Consider his 2009 film The House of the Devil. He invites you into the aesthetic feel of the 70s and 80s horror films by filming it as if it’s made in that time period. The 16mm film transports the audience back in time, and gives them an inclination of what to expect. The score by Jeff Grace compliments the illusion, with haunting and atmospheric piano chords and violins. I once showed the film to a friend, and until I told him otherwise he believed the movie was made in the 80s. The film is 90 minutes, but does very little to excite in the first 75 minutes. Rather than creating something dull, the film does the exact opposite. It creates a pot of tension that slowly heats up the audience, so that when the final 15 terrifying minutes come about the audience can barely handle it. It constantly leads up to moments you ready yourself to jump at, only for the moment to just lie there mocking you for expecting something. Consider scenes such as when Samantha comes so close to opening an ominous door and doesn’t, but the camera reveals a dead sacrificed family beyond the door. Had she opened it, you would have your jump scare as she screams. Because he doesn’t allow that moment to happen, he keys up the tension even more.
The House of the Devil set the mark for how West would go about the rest of his career by adopting certain subgenres to his subvertive techniques. In both of his follow ups The Innkeepers and his addition to the horror anthology V/H/S, he applies a similar type of slow burn, never letting up for a cheap scare. Nothing jumps out at the audience on the screen, because the payoff is only as good as the setup. He spends both of these films building up tension so the final act has earned all the chances to be terrifying.
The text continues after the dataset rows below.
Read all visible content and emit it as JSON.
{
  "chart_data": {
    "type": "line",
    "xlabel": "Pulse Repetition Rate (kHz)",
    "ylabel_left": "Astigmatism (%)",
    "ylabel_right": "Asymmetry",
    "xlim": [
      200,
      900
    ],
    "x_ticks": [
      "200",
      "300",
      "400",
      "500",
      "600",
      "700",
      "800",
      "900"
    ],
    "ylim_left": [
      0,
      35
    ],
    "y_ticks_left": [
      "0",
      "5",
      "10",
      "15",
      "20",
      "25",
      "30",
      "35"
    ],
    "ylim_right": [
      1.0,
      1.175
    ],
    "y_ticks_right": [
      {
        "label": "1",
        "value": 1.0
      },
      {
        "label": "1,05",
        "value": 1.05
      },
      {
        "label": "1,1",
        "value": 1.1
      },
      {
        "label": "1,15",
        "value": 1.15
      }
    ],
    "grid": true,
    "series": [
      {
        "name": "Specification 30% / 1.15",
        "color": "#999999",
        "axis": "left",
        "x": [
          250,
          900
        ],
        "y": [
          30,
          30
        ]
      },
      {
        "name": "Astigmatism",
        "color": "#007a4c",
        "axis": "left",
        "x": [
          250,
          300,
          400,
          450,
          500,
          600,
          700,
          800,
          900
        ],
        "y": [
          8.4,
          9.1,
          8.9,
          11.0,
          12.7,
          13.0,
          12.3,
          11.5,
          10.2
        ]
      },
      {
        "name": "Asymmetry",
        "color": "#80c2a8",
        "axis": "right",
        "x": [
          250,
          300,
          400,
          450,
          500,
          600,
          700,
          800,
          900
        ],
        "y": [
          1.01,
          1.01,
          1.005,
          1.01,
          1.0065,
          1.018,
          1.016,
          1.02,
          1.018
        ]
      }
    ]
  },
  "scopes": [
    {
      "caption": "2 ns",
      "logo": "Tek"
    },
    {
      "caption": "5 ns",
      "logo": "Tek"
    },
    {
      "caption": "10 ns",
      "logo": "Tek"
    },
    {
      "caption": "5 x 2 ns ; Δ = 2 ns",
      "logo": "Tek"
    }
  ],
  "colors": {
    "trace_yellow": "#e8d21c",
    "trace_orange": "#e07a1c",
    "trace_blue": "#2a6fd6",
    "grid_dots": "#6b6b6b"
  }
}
With The Innkeepers, he spends most of the film just being suspicious about the possibility of the hotel being haunted, holding out on confirmation until absolutely necessary. In his V/H/S installment, he similarly gives off the appearance of something bad about to happen, but waiting until the very end to allow it to happen.
With The Sacrament, he takes a lot of what he has done with his past films, but applies it to the found-footage feature. He knows his subgenres, so he knows how found footage films tend to end: The person holding the camera dies, leaving the footage unedited and to be “found”. Rather then allowing this to be a hindrance to telling the story, West embraces this expectation by letting you know this footage has been edited and turning it into a faux documentary/found footage hybrid. Because of the edited footage he adds tension to every twist and turn in the film, because the audience is wondering just how his characters are going to get this footage out. In classic West fashion, he doesn’t indulge in explosive and loud scares. It’s all atmosphere with him. You spend the whole film dangling between possibility and confirmation that something is wrong with this community. When he does drop the confirmation, you’ve been sucked into the atmosphere for the last 70 minutes, allowing him to then play out his insane finale.
The film certainly has its talking points for detractors. Does it exploit the tragedy of The Jonestown Massacre without even acknowledging its existence? You’d be right in thinking so, but that doesn’t wholly determine whether or not West has succeeded with this film. What makes the film work is that West understands the tropes and expectations within this genre, and subtly but surely subverts them throughout the runtime resulting in a truly terrifying experience. His next film is going to be a Western titled In a Valley of Violence starring Ethan Hawke and John Travolta. With his knowledge of genre archetypes, it will be interesting to see how he reinvents the Western.